Kolejnym dramatycznym wydarzeniem w życiu króla była śmierć jego ukochanej matki, królowej Elżbiety II. Kiedy z okazji Wielkanocy 9 maja pojawił się w kaplicy św. Jerzego na zamku w Windsorze, w jego gestach doszukano się objawów lękowych, takich jak nerwowe pocieranie dłoni. To właśnie tam została pochowana królowa, więc obecność w tych murach musiała być dla niego niezwykle trudna. 'Wyraźnie dało się wyczuć w jego gestach ogromne napięcie" - stwierdziła ekspertka od mowy ciała. Jak donosi "Enquirer", ekscentryczne zachowanie króla ma niepokoić także samą służbę, która zaobserwowała dziwne i alarmujące zachowania. Warto przypomnieć, że w rodzinie królewskiej były przypadki chorób psychicznych, co m.in zostało pokazane w bijącym rekordy popularności "The Crown". Według dobrze poinformowanych źródeł król Karol obawia się, że ma to już zapisane w swoim DNA, a także przekazał skłonność do chorób psychicznych jednemu ze swoich synów. Nie musimy chyba dodać, którego z nich wskazał brukowiec.
Wałęsa się bez celu po ogrodzie, przemawia do swoich roślin i rozmawia z zamordowanym lordem Mountbattenem. (...) Pewnego razu zainicjował kompletnie szalony plan opanowania inwazji amerykańskich wiewiórek. Chciał porozstawiać w różnych miejscach porcje Nutelli z chemiczną substancją, która zahamuje ich popęd seksualny - wyznał jeden z pracowników pałacu.

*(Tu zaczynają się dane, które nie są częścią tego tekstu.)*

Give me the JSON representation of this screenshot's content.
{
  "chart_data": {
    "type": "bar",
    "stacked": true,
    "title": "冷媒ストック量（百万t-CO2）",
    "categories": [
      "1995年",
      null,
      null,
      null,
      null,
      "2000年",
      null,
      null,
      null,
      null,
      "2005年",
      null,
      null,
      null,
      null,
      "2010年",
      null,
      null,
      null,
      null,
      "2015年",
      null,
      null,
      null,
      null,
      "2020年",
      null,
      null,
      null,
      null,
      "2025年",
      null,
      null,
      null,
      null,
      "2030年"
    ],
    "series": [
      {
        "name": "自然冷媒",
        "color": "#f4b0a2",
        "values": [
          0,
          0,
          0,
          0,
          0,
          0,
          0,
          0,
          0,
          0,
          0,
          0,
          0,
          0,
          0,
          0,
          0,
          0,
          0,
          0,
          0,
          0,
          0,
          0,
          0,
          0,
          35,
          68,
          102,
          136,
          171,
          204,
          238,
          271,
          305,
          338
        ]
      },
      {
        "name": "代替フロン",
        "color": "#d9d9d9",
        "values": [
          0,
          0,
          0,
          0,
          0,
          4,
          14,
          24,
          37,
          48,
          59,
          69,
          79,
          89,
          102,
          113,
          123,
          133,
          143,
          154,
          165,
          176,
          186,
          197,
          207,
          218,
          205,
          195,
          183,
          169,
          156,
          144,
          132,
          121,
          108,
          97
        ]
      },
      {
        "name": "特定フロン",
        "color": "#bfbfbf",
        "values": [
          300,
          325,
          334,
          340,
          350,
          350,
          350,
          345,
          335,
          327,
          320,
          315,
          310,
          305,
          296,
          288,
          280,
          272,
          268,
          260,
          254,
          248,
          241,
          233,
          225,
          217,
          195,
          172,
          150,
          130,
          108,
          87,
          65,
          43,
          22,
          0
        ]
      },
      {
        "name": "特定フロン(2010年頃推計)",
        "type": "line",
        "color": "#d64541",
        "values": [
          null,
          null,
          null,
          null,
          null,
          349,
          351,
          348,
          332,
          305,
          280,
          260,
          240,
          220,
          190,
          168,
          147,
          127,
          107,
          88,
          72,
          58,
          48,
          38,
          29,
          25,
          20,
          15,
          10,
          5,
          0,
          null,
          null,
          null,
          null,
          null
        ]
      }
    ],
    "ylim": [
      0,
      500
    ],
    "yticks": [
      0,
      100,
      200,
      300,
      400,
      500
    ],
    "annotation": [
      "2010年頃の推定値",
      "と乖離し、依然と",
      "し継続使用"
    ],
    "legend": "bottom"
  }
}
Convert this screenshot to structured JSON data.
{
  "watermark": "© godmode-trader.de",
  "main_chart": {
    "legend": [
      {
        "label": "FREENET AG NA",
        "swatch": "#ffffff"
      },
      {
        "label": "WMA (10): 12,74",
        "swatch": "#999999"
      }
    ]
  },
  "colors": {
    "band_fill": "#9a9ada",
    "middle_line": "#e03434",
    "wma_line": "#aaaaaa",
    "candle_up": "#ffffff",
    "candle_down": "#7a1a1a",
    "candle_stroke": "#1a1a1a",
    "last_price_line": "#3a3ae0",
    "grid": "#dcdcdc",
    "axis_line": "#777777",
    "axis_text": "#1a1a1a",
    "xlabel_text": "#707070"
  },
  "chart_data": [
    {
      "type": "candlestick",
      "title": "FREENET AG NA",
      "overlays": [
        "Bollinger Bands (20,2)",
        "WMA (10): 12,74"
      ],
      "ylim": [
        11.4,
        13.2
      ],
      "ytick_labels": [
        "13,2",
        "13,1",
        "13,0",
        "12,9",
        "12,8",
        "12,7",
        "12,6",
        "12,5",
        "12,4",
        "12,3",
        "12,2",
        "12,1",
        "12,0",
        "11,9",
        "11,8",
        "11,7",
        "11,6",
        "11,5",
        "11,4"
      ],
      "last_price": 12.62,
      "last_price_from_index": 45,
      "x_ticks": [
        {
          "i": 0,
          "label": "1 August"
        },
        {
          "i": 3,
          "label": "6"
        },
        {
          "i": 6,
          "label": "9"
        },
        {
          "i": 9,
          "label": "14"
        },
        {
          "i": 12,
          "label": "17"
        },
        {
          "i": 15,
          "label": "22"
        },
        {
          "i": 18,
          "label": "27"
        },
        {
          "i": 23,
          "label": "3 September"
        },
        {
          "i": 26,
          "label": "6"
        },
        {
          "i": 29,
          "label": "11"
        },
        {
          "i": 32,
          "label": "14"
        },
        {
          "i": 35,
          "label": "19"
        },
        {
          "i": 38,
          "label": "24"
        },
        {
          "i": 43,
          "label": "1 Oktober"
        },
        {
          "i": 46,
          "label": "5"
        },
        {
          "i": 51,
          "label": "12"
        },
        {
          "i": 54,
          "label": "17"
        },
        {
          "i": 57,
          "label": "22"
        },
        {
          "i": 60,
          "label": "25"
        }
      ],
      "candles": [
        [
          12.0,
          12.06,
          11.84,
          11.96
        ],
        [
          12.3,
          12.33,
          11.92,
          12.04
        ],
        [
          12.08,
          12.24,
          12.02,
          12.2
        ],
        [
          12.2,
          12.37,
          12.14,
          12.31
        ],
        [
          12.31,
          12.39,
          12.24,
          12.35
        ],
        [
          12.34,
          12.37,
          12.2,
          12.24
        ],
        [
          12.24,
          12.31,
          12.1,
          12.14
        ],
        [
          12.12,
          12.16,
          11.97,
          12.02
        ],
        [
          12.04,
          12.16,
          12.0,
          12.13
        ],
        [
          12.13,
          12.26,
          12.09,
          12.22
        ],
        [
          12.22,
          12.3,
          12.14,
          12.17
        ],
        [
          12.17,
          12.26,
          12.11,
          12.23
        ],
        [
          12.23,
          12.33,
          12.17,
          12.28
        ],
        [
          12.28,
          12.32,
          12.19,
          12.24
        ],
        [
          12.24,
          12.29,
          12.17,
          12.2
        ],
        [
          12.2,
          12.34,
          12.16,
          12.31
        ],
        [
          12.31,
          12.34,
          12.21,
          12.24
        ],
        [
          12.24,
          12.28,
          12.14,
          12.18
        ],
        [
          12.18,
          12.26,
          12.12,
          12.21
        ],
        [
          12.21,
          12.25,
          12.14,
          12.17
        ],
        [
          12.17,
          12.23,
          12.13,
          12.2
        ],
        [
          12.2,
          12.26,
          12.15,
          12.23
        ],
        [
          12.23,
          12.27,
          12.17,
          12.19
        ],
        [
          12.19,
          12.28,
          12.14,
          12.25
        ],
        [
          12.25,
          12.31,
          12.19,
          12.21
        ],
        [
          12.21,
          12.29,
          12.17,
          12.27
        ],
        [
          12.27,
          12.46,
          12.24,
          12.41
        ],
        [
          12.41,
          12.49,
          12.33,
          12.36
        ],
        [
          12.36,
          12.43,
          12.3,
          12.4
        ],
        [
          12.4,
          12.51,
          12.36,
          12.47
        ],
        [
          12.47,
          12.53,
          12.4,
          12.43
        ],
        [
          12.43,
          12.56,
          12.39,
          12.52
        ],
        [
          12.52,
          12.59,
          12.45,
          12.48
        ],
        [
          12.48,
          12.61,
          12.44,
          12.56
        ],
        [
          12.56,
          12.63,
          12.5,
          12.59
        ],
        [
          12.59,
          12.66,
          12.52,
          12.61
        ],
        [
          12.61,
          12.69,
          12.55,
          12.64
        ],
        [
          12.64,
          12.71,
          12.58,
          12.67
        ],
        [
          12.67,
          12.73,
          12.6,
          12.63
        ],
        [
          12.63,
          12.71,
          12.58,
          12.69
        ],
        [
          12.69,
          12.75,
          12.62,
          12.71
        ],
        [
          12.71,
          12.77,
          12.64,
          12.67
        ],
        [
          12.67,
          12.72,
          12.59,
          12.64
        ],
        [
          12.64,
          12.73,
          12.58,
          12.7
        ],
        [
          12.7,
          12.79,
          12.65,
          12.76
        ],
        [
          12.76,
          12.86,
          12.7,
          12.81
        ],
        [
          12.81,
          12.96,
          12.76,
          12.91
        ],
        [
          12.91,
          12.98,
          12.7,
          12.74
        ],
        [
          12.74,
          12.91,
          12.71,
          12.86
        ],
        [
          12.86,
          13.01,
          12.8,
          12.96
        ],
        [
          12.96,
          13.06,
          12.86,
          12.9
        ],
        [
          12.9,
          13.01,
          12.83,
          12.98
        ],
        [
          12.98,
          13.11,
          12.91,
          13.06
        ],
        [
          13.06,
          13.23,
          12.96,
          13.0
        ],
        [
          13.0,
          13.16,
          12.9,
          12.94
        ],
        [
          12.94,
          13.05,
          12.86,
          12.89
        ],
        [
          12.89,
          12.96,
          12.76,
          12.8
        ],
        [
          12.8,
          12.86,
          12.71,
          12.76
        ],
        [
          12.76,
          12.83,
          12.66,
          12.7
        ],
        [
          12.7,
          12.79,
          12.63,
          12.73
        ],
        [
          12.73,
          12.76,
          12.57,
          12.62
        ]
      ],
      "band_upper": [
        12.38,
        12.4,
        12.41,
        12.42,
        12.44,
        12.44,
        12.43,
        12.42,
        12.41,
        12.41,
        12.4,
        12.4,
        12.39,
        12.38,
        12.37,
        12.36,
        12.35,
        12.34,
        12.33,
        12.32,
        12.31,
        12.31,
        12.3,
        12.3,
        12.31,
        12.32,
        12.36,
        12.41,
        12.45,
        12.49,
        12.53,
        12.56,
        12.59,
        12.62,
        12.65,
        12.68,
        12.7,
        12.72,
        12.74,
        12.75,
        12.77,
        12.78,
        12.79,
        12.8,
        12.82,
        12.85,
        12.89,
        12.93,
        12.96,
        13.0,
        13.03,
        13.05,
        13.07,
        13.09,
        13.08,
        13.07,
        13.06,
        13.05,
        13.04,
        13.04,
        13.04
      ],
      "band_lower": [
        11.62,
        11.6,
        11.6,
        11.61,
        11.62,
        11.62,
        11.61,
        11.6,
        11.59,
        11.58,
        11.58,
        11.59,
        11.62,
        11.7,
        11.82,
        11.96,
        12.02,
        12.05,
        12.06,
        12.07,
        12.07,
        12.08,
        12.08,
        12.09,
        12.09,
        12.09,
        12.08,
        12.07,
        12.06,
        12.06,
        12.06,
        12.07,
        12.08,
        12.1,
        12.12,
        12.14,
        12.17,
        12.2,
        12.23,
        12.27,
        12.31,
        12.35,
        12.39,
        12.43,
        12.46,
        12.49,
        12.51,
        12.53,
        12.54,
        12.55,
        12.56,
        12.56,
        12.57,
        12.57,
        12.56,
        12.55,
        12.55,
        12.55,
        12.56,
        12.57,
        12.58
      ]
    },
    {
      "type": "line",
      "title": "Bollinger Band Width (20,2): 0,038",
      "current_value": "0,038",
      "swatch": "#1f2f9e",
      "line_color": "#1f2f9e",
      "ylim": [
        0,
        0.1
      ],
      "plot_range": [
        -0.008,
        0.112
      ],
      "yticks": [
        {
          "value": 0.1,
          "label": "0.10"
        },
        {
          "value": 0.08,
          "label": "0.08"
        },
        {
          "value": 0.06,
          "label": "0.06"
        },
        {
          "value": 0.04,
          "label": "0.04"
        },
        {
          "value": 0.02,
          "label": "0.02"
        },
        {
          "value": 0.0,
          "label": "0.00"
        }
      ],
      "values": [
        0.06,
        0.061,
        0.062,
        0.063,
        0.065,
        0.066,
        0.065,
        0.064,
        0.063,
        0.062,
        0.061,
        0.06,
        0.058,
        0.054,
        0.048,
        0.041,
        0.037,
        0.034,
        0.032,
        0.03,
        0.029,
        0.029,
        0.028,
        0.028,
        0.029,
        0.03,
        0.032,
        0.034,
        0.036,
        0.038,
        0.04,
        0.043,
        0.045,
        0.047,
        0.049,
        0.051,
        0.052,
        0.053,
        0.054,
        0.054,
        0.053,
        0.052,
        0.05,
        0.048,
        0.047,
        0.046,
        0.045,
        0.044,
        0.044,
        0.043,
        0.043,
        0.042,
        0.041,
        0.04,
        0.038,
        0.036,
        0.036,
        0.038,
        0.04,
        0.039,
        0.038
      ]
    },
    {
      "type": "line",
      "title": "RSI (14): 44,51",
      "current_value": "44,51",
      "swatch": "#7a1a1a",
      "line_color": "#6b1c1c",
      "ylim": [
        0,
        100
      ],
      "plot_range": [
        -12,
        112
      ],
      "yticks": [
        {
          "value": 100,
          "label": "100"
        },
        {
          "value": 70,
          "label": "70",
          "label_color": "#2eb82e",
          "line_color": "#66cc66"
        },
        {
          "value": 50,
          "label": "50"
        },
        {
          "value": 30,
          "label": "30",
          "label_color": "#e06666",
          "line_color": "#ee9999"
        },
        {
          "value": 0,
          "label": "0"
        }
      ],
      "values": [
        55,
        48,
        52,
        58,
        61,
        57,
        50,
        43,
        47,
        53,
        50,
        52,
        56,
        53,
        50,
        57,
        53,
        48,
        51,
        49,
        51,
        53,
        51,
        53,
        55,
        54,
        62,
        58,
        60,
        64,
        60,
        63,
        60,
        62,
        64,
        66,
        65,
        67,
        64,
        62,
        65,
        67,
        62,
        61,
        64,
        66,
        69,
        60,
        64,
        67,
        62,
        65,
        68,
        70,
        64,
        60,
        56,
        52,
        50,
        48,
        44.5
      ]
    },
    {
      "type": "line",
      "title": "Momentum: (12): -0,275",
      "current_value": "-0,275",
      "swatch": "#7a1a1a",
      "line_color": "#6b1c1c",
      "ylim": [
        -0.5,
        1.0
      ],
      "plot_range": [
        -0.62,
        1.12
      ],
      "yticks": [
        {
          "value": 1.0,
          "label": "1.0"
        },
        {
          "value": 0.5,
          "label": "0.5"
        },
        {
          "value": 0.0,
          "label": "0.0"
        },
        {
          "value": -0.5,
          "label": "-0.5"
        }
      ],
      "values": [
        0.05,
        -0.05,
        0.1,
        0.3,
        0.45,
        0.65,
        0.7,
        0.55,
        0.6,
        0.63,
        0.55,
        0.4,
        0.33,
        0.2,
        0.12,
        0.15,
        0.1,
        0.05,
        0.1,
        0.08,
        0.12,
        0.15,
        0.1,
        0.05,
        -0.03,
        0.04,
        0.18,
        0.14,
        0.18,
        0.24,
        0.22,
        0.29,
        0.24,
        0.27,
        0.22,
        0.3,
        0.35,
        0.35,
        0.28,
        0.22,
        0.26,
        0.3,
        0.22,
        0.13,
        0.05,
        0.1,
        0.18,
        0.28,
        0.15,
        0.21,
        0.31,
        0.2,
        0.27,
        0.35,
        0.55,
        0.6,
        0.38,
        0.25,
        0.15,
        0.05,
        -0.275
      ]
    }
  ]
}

Według źródeł "Enquirera" król Karol miał zacząć wspomagać się lekami, aby podreperować swój rzekomo tragiczny stan psychiczny. Czasu pozostało niewiele, bo już 6 maja oczy całego świata skierowanego będą właśnie na niego. Jak podają źródła z pałacu, to wydarzenie w ogóle go nie cieszy, wręcz przeciwnie, napawa śmiertelnym lękiem. "Stabilność emocjonalna Karola wisi na włosku" - donosi wysoki rangą pracownik pałacu. "Jest przerażony, że nie zdoła poradzić sobie z emocjonalnym kryzysem i nie będzie godnym zastępcą swojej matki" - dodał informator. Jedyną nadzieją pozostaje harda królowa małżonka Camilla, która miała wpaść w furię po wspomnianej wcześniej majowej mszy w kaplicy św. Jerzego. "Była wściekła, natychmiast kazała mu wziąć się w garść. Podkreśliła, że czekał całe życie na to, aby zostać królem, i nie ma nawet mowy, aby teraz to zaprzepaścił zarówno dla niego, jak i dla niej. Tylko ona może na niego wpłynąć i uratować to historyczne wydarzenie. Kazała mu stanąć na wysokości zadania dla dobra ich małżeństwa i całego kraju. (...) Co by się nie działo, Camilla dosłownie zaciągnie go przed ołtarz, gdzie ma odbyć się ceremonia" - wyznał informator "Enquirera".